Can the swelling value of a taxable account with the HBB bond swap-ETF withstand a forced liquidation?
Let’s model some scenarios that will produce charts reminiscent of a Viagra advertisement.
Scenario 1: 20K/yr in a low income spouse’s taxable account with $100K invested in either HBB (swap) or VAB (conventional) ETFs.
- Adjust for 2% annual inflation – this would give us values in “current dollar” buying power.
- Taxes on investment income calculated annually and subtracted from the portfolio value.
- If there is a legislative assault on swap ETFs, resulting in a capital gains tax event, then the extra capital gains taxes are calculated for that year and subtracted from the portfolio value.
- The money left after the frisking will be re-invested as a conventional bond ETF for the remainder of the 25 year period studied.
So, in the low income spouse’s hands, HBB, does seem to have an advantage compared to VAB. Even if they have an unwanted brush with legislation.
Scenario 2: The highly-taxed $250K/yr employee.
For a high income employee, HBB does seem to make a big difference. Growth instead of shrinkage of buying power. The longer that they can go before getting hosed by a cold tax-event-shower, the better.

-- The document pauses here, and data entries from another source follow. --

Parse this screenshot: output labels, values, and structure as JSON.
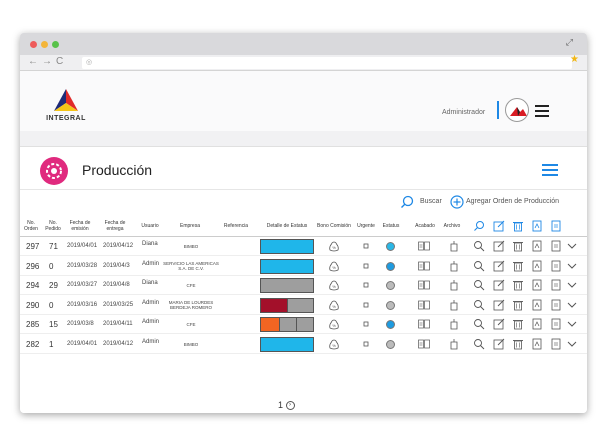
{
  "browser": {
    "url": ""
  },
  "header": {
    "logo_text": "INTEGRAL",
    "user_role": "Administrador"
  },
  "page": {
    "title": "Producción",
    "search_label": "Buscar",
    "add_label": "Agregar Orden de Producción",
    "pager": "1"
  },
  "table": {
    "headers": [
      "No. Orden",
      "No. Pedido",
      "Fecha de emisión",
      "Fecha de entrega",
      "Usuario",
      "Empresa",
      "Referencia",
      "Detalle de Estatus",
      "Bono Comisión",
      "Urgente",
      "Estatus",
      "Acabado",
      "Archivo"
    ],
    "rows": [
      {
        "orden": "297",
        "pedido": "71",
        "emision": "2019/04/01",
        "entrega": "2019/04/12",
        "usuario": "Diana",
        "empresa": "BIMBO",
        "status_color": "#2bb7e6",
        "bar": [
          {
            "color": "#1fb6ea",
            "fraction": 1.0
          }
        ]
      },
      {
        "orden": "296",
        "pedido": "0",
        "emision": "2019/03/28",
        "entrega": "2019/04/3",
        "usuario": "Admin",
        "empresa": "SERVICIO LAS AMERICAS S.A. DE C.V.",
        "status_color": "#1e9be0",
        "bar": [
          {
            "color": "#1fb6ea",
            "fraction": 1.0
          }
        ]
      },
      {
        "orden": "294",
        "pedido": "29",
        "emision": "2019/03/27",
        "entrega": "2019/04/8",
        "usuario": "Diana",
        "empresa": "CFE",
        "status_color": "#bbbbbb",
        "bar": [
          {
            "color": "#9e9e9e",
            "fraction": 1.0
          }
        ]
      },
      {
        "orden": "290",
        "pedido": "0",
        "emision": "2019/03/16",
        "entrega": "2019/03/25",
        "usuario": "Admin",
        "empresa": "MARIA DE LOURDES BERDEJA ROMERO",
        "status_color": "#bbbbbb",
        "bar": [
          {
            "color": "#a3102a",
            "fraction": 0.5
          },
          {
            "color": "#9e9e9e",
            "fraction": 0.5
          }
        ]
      },
      {
        "orden": "285",
        "pedido": "15",
        "emision": "2019/03/8",
        "entrega": "2019/04/11",
        "usuario": "Admin",
        "empresa": "CFE",
        "status_color": "#1e9be0",
        "bar": [
          {
            "color": "#f26522",
            "fraction": 0.34
          },
          {
            "color": "#9e9e9e",
            "fraction": 0.33
          },
          {
            "color": "#9e9e9e",
            "fraction": 0.33
          }
        ]
      },
      {
        "orden": "282",
        "pedido": "1",
        "emision": "2019/04/01",
        "entrega": "2019/04/12",
        "usuario": "Admin",
        "empresa": "BIMBO",
        "status_color": "#bbbbbb",
        "bar": [
          {
            "color": "#1fb6ea",
            "fraction": 1.0
          }
        ]
      }
    ]
  },
  "icons": [
    "search-icon",
    "add-circle-icon",
    "edit-icon",
    "trash-icon",
    "pdf-icon",
    "document-icon",
    "chevron-down-icon",
    "hamburger-icon",
    "money-bag-icon"
  ],
  "colors": {
    "accent": "#1e88e5",
    "brand_pink": "#e02a7e"
  }
}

The other problem with VAB in a taxable account.
There would have to be a very compelling reason for using VAB outside of a tax sheltered account to make it worth it. This bond fund may project an illusion of safety in that setting. One of the issues, detailed in the comments section below, is that VAB holds many “premium bonds”. I mentioned, in passing, that the capital value of bonds moves inversely with interest rates. In the case of VAB currently, this makes much of the return due to interest countered by a capital loss. That is very tax inefficient because only half of a capital losses offsets the fully-taxed interest.
Why did I use VAB as a comparator?
I used VAB in this simulation because many people are drawn to the higher interest yield. That made for some really flaccid growth/shrinkage curves which suited the theme. There are more tax efficient ways to hold fixed income. I will move on to a “discount bond” fund (ZDB) for the next comparator to HBB in a corporate account.

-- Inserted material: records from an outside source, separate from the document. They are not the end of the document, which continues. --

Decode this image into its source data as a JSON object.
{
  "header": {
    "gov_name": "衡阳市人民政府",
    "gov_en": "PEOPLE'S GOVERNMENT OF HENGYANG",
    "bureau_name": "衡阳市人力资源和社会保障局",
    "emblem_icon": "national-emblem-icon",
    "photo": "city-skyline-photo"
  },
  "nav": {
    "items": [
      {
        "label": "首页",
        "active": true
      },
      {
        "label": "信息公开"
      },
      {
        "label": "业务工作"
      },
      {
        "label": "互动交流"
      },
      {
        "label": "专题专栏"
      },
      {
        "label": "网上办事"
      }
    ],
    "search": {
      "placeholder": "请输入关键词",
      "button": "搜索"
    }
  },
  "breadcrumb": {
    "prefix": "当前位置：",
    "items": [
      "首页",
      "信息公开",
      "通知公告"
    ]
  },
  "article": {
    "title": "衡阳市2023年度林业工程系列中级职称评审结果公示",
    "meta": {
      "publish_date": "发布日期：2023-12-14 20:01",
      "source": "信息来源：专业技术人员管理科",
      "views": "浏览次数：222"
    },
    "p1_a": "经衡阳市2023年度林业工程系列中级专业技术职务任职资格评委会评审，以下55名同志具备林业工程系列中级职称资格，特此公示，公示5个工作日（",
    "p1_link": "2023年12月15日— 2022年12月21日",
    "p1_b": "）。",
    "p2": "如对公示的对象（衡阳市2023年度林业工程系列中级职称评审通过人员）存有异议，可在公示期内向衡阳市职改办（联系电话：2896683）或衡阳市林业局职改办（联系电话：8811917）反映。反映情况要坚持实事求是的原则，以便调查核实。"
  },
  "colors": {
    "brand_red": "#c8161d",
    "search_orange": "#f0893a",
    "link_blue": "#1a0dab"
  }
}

- HBB has a risk premium of about 0.4-1.4% in a taxable cash account compared to a conventional bond fund.
- The higher the account owner’s income, the bigger the relative benefit.
- The swap-based ETF should outperform the traditional ETF in after-tax income/growth. It would also have a better risk premium than a GIC at higher income levels.
- That advantage is lost going forward after a legislative assault, but could be significant if that never happens or does not happen for many years. The more time that elapses before a legislative tax event, the better.
- When you add inflation eating away at your buying power by 2%/yr and the tax drag on fixed income in a personal taxable account, VAB may be a losing proposition from a returns standpoint. Returns aren’t the main purpose of fixed income in a portfolio, but HBB can overcome that flaccidity problem as long as no politicians show up to ruin the mood.
I started with these personal taxable account cases as foreplay to using HBB in a corporate account. Tax drag in corporate accounts is a little more complicated, but we will have a look at that next.